Él guardó silencio. Calanthe movió la cabeza.
—No respondes —afirmó ella, apoyándose en el respaldo de la silla—. Vamos a considerar las causas de tu silencio. La lógica es la madre de toda ciencia. Y ¿qué nos dice ella? ¿Qué tenemos aquí? Un brujo que busca el destino oculto en el extraño y dudoso Derecho de la Sorpresa. Un brujo que encuentra el tal destino. Y que de pronto renuncia a ello. No quiere, como dice, al Niño de la Sorpresa. Tiene el rostro pétreo, en su voz resuenan el hielo y el metal. Juzga que a la reina, al fin y al cabo una mujer, se la podrá engañar, embaucar con la apariencia de una fuerte masculinidad. No, Geralt, no te lo voy a dejar pasar. Sé por qué renuncias a elegir al niño. Renuncias porque no crees en el destino. Porque no estás seguro. Y tú, cuando no estás seguro... entonces comienzas a tener miedo. Sí, Geralt. Lo que te mueve es el miedo. Tienes miedo. Niégalo.
Geralt soltó despacio la copa sobre la mesa. Despacio, para que el chasquido de la plata sobre la malaquita no delatara los temblores de su mano, que era incapaz de controlar.
—¿No lo niegas?
—No.
Ella se inclinó con rapidez, le agarró por la mano. Con fuerza.
—Has ganado mucho a mis ojos —dijo.
Y sonrió. Era una hermosa sonrisa. Contra su voluntad, seguramente contra su voluntad, él le respondió con otra sonrisa.
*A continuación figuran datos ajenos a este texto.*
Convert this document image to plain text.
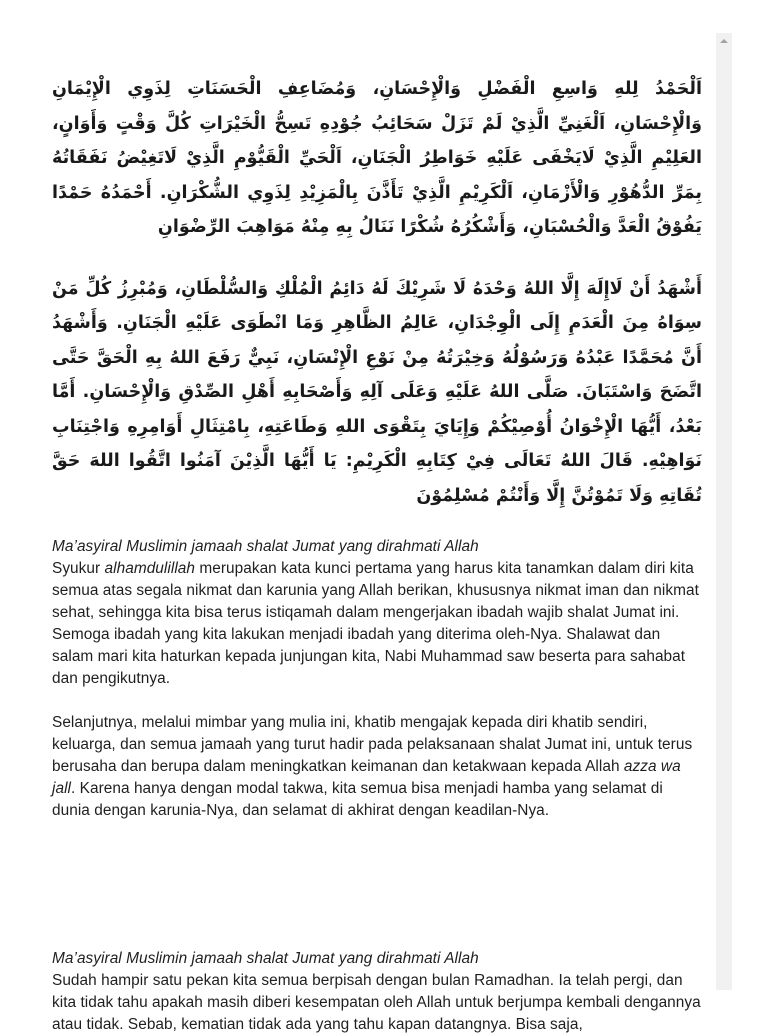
اَلْحَمْدُ لِلهِ وَاسِعِ الْفَضْلِ وَالْإِحْسَانِ، وَمُضَاعِفِ الْحَسَنَاتِ لِذَوِي الْإِيْمَانِ وَالْإِحْسَانِ، اَلْغَنِيِّ الَّذِيْ لَمْ تَزَلْ سَحَائِبُ جُوْدِهِ تَسِحُّ الْخَيْرَاتِ كُلَّ وَقْتٍ وَأَوَانٍ، العَلِيْمِ الَّذِيْ لَايَخْفَى عَلَيْهِ خَوَاطِرُ الْجَنَانِ، اَلْحَيِّ الْقَيُّوْمِ الَّذِيْ لَاتَغِيْضُ نَفَقَاتُهُ بِمَرِّ الدُّهُوْرِ وَالْأَزْمَانِ، اَلْكَرِيْمِ الَّذِيْ تَأَذَّنَ بِالْمَزِيْدِ لِذَوِي الشُّكْرَانِ. أَحْمَدُهُ حَمْدًا يَفُوْقُ الْعَدَّ وَالْحُسْبَانِ، وَأَشْكُرُهُ شُكْرًا نَنَالُ بِهِ مِنْهُ مَوَاهِبَ الرِّضْوَانِ

أَشْهَدُ أَنْ لَاإِلَهَ إِلَّا اللهُ وَحْدَهُ لَا شَرِيْكَ لَهُ دَائِمُ الْمُلْكِ وَالسُّلْطَانِ، وَمُبْرِزُ كُلِّ مَنْ سِوَاهُ مِنَ الْعَدَمِ إِلَى الْوِجْدَانِ، عَالِمُ الظَّاهِرِ وَمَا انْطَوَى عَلَيْهِ الْجَنَانِ. وَأَشْهَدُ أَنَّ مُحَمَّدًا عَبْدُهُ وَرَسُوْلُهُ وَخِيْرَتُهُ مِنْ نَوْعِ الْإِنْسَانِ، نَبِيٌّ رَفَعَ اللهُ بِهِ الْحَقَّ حَتَّى اتَّضَحَ وَاسْتَبَانَ. صَلَّى اللهُ عَلَيْهِ وَعَلَى آلِهِ وَأَصْحَابِهِ أَهْلِ الصِّدْقِ وَالْإِحْسَانِ. أَمَّا بَعْدُ، أَيُّهَا الْإِخْوَانُ أُوْصِيْكُمْ وَإِيَايَ بِتَقْوَى اللهِ وَطَاعَتِهِ، بِامْتِثَالِ أَوَامِرِهِ وَاجْتِنَابِ نَوَاهِيْهِ. قَالَ اللهُ تَعَالَى فِيْ كِتَابِهِ الْكَرِيْمِ: يَا أَيُّهَا الَّذِيْنَ آمَنُوا اتَّقُوا اللهَ حَقَّ تُقَاتِهِ وَلَا تَمُوْتُنَّ إِلَّا وَأَنْتُمْ مُسْلِمُوْنَ

Ma’asyiral Muslimin jamaah shalat Jumat yang dirahmati Allah
Syukur alhamdulillah merupakan kata kunci pertama yang harus kita tanamkan dalam diri kita semua atas segala nikmat dan karunia yang Allah berikan, khususnya nikmat iman dan nikmat sehat, sehingga kita bisa terus istiqamah dalam mengerjakan ibadah wajib shalat Jumat ini. Semoga ibadah yang kita lakukan menjadi ibadah yang diterima oleh-Nya. Shalawat dan salam mari kita haturkan kepada junjungan kita, Nabi Muhammad saw beserta para sahabat dan pengikutnya.

Selanjutnya, melalui mimbar yang mulia ini, khatib mengajak kepada diri khatib sendiri, keluarga, dan semua jamaah yang turut hadir pada pelaksanaan shalat Jumat ini, untuk terus berusaha dan berupa dalam meningkatkan keimanan dan ketakwaan kepada Allah azza wa jall. Karena hanya dengan modal takwa, kita semua bisa menjadi hamba yang selamat di dunia dengan karunia-Nya, dan selamat di akhirat dengan keadilan-Nya.

Ma’asyiral Muslimin jamaah shalat Jumat yang dirahmati Allah
Sudah hampir satu pekan kita semua berpisah dengan bulan Ramadhan. Ia telah pergi, dan kita tidak tahu apakah masih diberi kesempatan oleh Allah untuk berjumpa kembali dengannya atau tidak. Sebab, kematian tidak ada yang tahu kapan datangnya. Bisa saja,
—¿Cómo lo has adivinado, Calanthe?
—No lo he adivinado. —No soltó su mano—. Disparé al azar.
Se echaron a reír los dos a un tiempo. Luego estuvieron sentados en silencio, entre el verdor y el perfume de los cerezos, bajo el calor y el zumbido de los abejorros.
—¿Geralt?
—¿Sí, Calanthe?
—¿No crees en el destino?
—No sé si creo en algo. Y en lo tocante al destino... Me temo que sólo el destino no basta. Hace falta algo más.
—Tengo que preguntarte algo. ¿Y tú? Al parecer tú mismo fuiste un Inesperado. Myszowor afirma...
—No, Calanthe. Myszowor pensaba en alguien completamente diferente. Myszowor... Me parece que él lo sabe. Pero se sirve de ese provechoso mito cuando le es de provecho. No es cierto que yo sea aquel a quien encontraron en casa aunque no se lo esperaban. No es verdad que por ello me convirtiera en brujo. Soy un expósito común y corriente, Calanthe. El bastardo indeseado de cierta mujer a la que no recuerdo. Pero sé quién es.
La reina le miró inquisitivamente, pero el brujo no continuó.
—¿Todo lo que se cuenta del Derecho de la Sorpresa son leyendas?
—Todo. Es difícil llamar destino al mero azar.
—Pero vosotros, brujos, ¿no dejaréis de buscar?
—No dejaremos. Pero esto no tiene sentido. Nada tiene sentido.
—¿Creéis en que el Niño del Destino superará la Prueba sin peligro?
—Creemos en que tal niño no necesitará las pruebas.